While independent studies are expected to be completed in 18-months to ensure that the project is properly executed, Brassington was keen to note that several studies which were conducted pre-2020 do point to the economic feasibility of the project.

The studies he referenced include: Gas to Power Feasibility Assessment in Guyana by K&M Advisors; Oil and Gas Master plan by Japan Cooperation Centre Petroleum Chiyoda Corporation; A Study on System Expansion of the Generation System by Brugman SAS; Desk Study of the Options, Cost, Economics, Impacts, and Key Considerations of Transporting and Utilizing Natural Gas from Offshore Guyana for the Generation of Electricity (2017) by Energy Narrative;  Feasibility Study for Guyana’s Offshore Natural Gas Pipeline, NGL Separation and LPG Production plant, and related electricity infrastructure – 2018 by Energy Narrative; and a Feasibility Study for Guyana’s Offshore Natural Gas Pipeline, NGL Separation and LPG Production plant, and related electricity infrastructure – Revised Final Report: Appendix C by Energy Narrative. These studies were all released to reporters on Monday.

As for the selection of Wales, Brassington said, “This was an area that was studied extensively for many years. Over 20 different locations were identified and as many criteria to select the location. By the time we came to the table last year with Exxon, Exxon had narrowed the location down to Ogle and the West Coast. After reviewing this further, the decision was taken for the location to be Wales.”

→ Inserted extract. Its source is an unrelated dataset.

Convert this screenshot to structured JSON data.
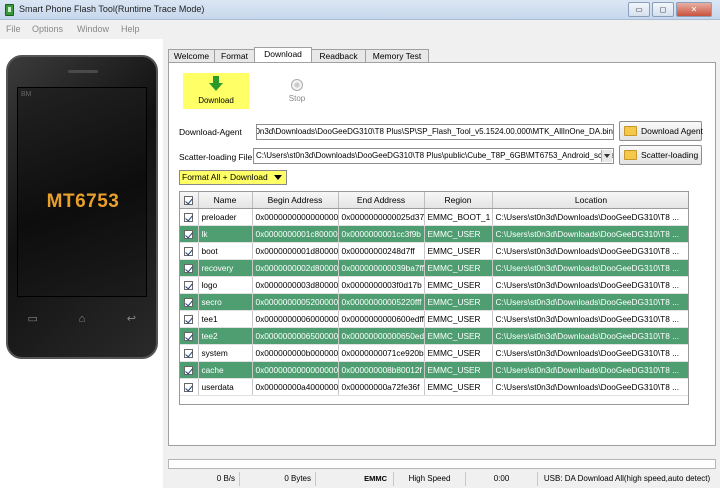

He added, “Now, this location was guided by a number of considerations; the low risk of flooding, relatively low cost of land, the suitability for the plant development, and the location being away from population centres etc.”

Once all of the engineering and independent studies have been completed, he said it will all go to tender, and the final cost would be provided.

With this project, it is the government’s hope that gas from the offshore Liza field will pave the way for the country to benefit from power generation at a rate of around three US cents per kilowatt-hour. It is expected to drop even further once the pipeline is repaid in four years’ time and even allow for annual cost savings totalling US$150M.